There have been 6 confirmed cases of perioperative anaphylaxis to chlorhexidine in NHS Lothian since 2014, most of these cases involved coated devices and multiple exposures even after anaphylaxis had been diagnosed. Device labelling may not always make the presence of Chlorhexidine obvious. Users should check devices in their area for Chlorhexidine, be aware of and stock alternatives and ensure that they can manage anaphylaxis.

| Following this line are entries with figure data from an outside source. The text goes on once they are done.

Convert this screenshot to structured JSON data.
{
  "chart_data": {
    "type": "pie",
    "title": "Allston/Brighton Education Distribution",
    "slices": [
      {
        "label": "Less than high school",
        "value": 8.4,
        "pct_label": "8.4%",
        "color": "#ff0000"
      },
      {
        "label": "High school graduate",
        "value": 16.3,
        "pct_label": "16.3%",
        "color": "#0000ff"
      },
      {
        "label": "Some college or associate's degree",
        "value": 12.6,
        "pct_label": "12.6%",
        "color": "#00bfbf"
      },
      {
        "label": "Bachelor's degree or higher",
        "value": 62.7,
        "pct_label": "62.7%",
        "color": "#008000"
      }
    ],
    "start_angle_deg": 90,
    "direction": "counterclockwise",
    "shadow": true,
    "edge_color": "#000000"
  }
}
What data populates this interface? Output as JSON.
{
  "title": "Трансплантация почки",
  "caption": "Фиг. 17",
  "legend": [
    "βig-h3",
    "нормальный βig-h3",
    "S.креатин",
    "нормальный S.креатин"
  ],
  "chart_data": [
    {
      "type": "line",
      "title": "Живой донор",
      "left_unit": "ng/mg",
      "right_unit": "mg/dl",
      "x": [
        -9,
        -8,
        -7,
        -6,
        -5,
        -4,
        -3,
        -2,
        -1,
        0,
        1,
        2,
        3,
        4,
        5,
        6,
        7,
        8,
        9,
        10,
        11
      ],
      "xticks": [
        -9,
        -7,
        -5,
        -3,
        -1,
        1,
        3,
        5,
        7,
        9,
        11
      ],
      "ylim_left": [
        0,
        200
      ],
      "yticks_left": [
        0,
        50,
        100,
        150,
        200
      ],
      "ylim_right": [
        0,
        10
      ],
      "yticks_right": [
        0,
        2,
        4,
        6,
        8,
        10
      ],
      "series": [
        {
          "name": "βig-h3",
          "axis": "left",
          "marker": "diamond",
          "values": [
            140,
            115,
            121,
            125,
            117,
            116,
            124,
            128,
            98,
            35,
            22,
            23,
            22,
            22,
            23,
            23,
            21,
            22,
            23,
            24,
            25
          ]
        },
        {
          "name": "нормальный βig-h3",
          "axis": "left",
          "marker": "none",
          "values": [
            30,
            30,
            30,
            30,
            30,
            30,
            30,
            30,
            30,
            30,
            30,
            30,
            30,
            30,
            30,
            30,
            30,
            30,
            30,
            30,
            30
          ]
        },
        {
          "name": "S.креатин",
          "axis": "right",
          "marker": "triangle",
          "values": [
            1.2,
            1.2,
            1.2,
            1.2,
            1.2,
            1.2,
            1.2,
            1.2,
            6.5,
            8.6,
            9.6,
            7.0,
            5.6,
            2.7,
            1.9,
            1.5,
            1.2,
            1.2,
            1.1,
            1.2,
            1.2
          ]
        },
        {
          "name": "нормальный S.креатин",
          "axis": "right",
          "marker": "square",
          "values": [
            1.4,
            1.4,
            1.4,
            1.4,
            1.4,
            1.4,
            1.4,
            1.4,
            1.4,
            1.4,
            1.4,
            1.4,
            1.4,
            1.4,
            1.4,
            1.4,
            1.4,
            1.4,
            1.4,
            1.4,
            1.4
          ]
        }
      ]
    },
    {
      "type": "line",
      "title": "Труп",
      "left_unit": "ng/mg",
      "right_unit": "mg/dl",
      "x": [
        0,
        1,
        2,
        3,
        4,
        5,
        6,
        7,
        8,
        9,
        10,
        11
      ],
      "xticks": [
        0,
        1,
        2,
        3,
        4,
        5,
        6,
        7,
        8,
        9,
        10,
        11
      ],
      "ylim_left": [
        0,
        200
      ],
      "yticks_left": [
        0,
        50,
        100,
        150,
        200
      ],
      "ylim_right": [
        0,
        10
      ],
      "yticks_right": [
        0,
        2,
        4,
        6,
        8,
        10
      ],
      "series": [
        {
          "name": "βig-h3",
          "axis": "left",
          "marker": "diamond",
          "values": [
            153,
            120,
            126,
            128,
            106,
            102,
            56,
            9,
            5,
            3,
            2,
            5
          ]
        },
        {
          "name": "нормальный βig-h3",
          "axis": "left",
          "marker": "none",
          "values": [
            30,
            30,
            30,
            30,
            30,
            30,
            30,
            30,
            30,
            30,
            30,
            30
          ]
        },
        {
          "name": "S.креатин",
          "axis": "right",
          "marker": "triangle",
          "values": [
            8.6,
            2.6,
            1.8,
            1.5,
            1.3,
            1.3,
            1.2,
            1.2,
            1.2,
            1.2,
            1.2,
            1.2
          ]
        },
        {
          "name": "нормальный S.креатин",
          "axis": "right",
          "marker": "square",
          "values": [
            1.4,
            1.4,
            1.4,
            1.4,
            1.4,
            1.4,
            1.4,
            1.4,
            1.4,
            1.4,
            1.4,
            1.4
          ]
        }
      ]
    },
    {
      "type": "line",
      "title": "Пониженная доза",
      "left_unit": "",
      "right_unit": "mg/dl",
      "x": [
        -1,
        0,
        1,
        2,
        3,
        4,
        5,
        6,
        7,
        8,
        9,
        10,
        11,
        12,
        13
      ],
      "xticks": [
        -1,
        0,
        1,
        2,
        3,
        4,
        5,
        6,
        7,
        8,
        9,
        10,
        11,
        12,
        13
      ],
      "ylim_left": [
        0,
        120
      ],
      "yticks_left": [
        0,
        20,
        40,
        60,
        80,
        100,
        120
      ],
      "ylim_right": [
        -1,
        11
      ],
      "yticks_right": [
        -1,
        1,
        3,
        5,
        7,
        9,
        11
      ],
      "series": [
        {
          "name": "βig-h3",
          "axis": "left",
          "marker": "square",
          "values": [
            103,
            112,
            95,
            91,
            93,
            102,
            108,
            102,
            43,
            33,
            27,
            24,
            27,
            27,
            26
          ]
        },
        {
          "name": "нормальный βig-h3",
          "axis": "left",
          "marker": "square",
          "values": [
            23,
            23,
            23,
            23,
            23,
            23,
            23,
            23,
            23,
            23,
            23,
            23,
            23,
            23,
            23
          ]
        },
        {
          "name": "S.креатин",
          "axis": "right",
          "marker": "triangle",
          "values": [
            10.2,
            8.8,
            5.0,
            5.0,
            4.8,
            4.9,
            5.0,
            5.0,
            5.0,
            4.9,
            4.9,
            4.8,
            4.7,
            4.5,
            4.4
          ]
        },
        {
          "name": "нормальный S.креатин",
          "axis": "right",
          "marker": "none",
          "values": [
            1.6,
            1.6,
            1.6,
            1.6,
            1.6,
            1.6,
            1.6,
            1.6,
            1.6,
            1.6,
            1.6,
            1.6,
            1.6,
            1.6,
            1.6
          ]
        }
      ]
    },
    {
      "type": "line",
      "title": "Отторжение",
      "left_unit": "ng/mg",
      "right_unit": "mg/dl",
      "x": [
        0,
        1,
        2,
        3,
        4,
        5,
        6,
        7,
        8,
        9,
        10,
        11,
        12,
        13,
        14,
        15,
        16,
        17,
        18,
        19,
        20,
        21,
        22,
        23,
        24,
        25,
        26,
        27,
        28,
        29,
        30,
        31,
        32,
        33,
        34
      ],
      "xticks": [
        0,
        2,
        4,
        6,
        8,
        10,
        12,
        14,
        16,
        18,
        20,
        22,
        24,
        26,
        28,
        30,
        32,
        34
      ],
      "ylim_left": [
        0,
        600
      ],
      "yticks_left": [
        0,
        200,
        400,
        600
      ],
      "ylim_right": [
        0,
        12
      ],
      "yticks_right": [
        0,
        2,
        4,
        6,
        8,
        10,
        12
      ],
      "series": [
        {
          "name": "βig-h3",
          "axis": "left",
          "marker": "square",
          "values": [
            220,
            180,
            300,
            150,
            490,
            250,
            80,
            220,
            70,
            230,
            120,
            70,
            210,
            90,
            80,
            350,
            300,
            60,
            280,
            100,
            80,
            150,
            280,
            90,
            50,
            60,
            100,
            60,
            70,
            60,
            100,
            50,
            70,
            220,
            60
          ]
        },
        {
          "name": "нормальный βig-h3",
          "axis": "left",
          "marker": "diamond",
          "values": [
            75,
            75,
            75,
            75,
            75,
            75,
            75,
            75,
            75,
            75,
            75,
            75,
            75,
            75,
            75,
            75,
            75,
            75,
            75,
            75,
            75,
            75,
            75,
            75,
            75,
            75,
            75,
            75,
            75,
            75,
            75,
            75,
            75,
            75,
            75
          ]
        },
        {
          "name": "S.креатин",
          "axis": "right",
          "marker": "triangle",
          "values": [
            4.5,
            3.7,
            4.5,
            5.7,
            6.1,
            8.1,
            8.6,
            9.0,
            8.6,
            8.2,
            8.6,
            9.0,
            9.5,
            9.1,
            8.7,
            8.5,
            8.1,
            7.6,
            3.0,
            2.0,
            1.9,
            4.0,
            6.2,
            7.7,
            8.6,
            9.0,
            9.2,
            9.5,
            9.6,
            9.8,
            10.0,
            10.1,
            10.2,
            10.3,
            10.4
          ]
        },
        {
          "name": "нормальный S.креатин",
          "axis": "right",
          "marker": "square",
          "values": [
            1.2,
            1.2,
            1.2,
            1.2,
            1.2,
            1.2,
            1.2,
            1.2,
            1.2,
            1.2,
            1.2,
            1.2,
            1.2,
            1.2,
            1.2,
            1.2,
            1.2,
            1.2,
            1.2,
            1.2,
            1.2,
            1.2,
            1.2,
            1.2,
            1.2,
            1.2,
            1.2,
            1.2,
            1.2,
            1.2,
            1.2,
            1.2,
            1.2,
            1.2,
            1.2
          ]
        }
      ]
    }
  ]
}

Alternatives to coated devices should be used in patients with known history of chlorhexidine allergy. Potential Chlorhexidine allergy should be considered in patients with a history of allergy/skin sensitivity following previous medical or dental procedures (inc peripheral cannulation or venesection) or to antiseptic creams, body washes or mouth washes. In the event of an acute anaphylactic reaction occurring within 1 hour of insertion of a coated invasive device, this device should be removed as soon as possible and replaced with a suitable alternative.
* Chlorhexidine caused 9% of Life-Threatening Allergic Reactions in the 6th National Audit Project of the Royal College of Anaesthetists (www.nationalauditprojects.org.uk/NAP6Home).